Optimization of Fermentation Conditions for Biocatalytic Conversion of Decanoic Acid to Trans-2-Decenoic Acid

Abstract

Trans-2-decenoic acid has a wide range of applications, including those in medicine, food, and health care. Therefore, the industrial production of trans-2-decenoic acid is particularly important. However, few studies have focused on medium-chain unsaturated fatty acids. Therefore, we aimed to optimize the fermentation process of decanoic acid biocatalysis to synthesize trans-2-decenoic acid using an engineered Escherichia coli constructed in the laboratory.

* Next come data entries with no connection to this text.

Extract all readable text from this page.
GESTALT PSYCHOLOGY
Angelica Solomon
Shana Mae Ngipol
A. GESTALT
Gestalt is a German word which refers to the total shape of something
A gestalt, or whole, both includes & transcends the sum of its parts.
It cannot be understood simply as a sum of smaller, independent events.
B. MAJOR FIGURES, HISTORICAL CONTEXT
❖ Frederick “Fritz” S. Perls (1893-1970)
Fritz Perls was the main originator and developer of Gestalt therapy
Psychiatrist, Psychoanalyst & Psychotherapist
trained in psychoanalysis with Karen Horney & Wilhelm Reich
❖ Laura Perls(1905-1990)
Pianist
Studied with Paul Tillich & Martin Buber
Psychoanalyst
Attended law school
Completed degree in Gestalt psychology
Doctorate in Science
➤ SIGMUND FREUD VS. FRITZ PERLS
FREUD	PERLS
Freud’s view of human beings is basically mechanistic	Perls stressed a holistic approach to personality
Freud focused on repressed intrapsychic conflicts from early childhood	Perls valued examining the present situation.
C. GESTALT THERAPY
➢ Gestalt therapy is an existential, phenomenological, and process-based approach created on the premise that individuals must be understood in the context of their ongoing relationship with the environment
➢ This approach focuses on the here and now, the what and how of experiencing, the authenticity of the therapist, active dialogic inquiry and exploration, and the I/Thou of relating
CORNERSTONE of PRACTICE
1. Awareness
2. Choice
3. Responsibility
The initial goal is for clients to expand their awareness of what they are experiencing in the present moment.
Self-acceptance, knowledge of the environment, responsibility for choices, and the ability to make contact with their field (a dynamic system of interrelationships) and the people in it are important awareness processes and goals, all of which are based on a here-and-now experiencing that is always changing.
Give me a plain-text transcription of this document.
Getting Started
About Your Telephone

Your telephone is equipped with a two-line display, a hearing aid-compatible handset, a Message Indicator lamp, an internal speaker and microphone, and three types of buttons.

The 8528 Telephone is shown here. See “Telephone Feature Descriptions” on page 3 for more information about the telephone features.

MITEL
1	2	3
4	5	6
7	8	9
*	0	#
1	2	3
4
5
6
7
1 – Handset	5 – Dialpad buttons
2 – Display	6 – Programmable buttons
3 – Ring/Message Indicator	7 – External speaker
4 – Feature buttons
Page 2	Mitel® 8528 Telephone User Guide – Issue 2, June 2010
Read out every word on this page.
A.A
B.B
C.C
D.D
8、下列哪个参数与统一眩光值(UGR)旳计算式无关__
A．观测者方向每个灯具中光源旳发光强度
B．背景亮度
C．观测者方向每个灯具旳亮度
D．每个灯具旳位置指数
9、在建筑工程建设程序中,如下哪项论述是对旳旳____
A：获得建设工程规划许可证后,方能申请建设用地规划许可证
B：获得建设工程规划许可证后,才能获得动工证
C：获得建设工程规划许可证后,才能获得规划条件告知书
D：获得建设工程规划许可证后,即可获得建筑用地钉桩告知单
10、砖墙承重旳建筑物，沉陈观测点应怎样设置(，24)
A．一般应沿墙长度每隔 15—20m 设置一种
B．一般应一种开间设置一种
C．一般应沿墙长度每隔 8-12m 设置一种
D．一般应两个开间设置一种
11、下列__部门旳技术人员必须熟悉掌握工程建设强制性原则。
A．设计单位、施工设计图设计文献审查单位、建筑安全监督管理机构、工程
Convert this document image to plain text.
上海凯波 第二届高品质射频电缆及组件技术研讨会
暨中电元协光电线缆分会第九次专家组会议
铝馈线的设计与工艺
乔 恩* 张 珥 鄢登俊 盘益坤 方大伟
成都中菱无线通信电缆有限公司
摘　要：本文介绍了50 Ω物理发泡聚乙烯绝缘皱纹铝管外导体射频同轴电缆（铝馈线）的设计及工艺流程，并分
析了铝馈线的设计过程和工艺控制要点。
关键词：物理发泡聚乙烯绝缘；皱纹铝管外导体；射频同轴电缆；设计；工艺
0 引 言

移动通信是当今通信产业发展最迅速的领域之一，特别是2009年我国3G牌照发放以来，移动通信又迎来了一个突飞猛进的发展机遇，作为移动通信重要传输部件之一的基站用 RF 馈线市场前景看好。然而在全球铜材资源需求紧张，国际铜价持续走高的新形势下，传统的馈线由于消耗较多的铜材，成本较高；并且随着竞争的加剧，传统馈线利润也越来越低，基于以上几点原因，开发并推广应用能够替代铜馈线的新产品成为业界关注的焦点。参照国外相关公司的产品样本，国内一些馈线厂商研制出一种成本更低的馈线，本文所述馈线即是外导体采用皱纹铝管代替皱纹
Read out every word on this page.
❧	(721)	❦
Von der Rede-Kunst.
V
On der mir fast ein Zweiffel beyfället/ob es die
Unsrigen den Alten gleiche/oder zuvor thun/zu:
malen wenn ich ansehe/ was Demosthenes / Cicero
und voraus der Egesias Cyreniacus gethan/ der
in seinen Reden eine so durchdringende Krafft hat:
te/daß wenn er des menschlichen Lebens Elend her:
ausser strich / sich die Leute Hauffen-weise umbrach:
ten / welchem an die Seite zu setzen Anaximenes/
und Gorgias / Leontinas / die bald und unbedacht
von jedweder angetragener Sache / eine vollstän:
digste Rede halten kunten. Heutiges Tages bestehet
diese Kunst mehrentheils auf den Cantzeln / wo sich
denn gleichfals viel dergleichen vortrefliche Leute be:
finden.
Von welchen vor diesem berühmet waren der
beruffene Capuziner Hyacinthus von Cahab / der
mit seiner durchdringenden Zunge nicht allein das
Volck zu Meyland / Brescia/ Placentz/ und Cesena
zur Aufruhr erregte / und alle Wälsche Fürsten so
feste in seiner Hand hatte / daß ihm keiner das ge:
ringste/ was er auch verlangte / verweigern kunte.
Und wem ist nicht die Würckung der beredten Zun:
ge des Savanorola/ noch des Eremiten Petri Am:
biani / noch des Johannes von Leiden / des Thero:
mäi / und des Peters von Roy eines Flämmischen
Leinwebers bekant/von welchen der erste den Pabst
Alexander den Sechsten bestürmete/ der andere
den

Early-stage culture and the effect of the seed liquid culture time, culture temperature, inoculum amount, induction temperature, dissolution effects of the substrate solvent, metal ions, and substrate loading on the titer of trans-2-decenoic acid were evaluated. Based on a single-factor experimental optimization, a Box–Behnken design (BBD) was used for response surface testing using the substrate feeding concentration, inducer concentration, and MnCl2 concentration as response variables and trans-2-decenoic acid production as the response value. The optimal fermentation process was as follows: Seed culture time of 20 h, culture temperature of 37 °C, inoculation amount of 1%, induction temperature of 30 °C, substrate flow of 0.15 g/L, inducer concentration of 5.60 g/L, and MnCl2 concentration of 0.10 mM. Under these conditions, the average production of trans-2-decenoic acid was 1.982 ± 0.110 g/L, which was 1.042 g/L higher than that obtained in the basic LB medium. Compared with that of the previous period, the titer of the trans-2-decenoic acid studied increased by 1.501 ± 0.110 g/L, providing a basis for further research on the fermentation process of the biocatalytic decanoic acid synthesis of trans-2-decenoic acid.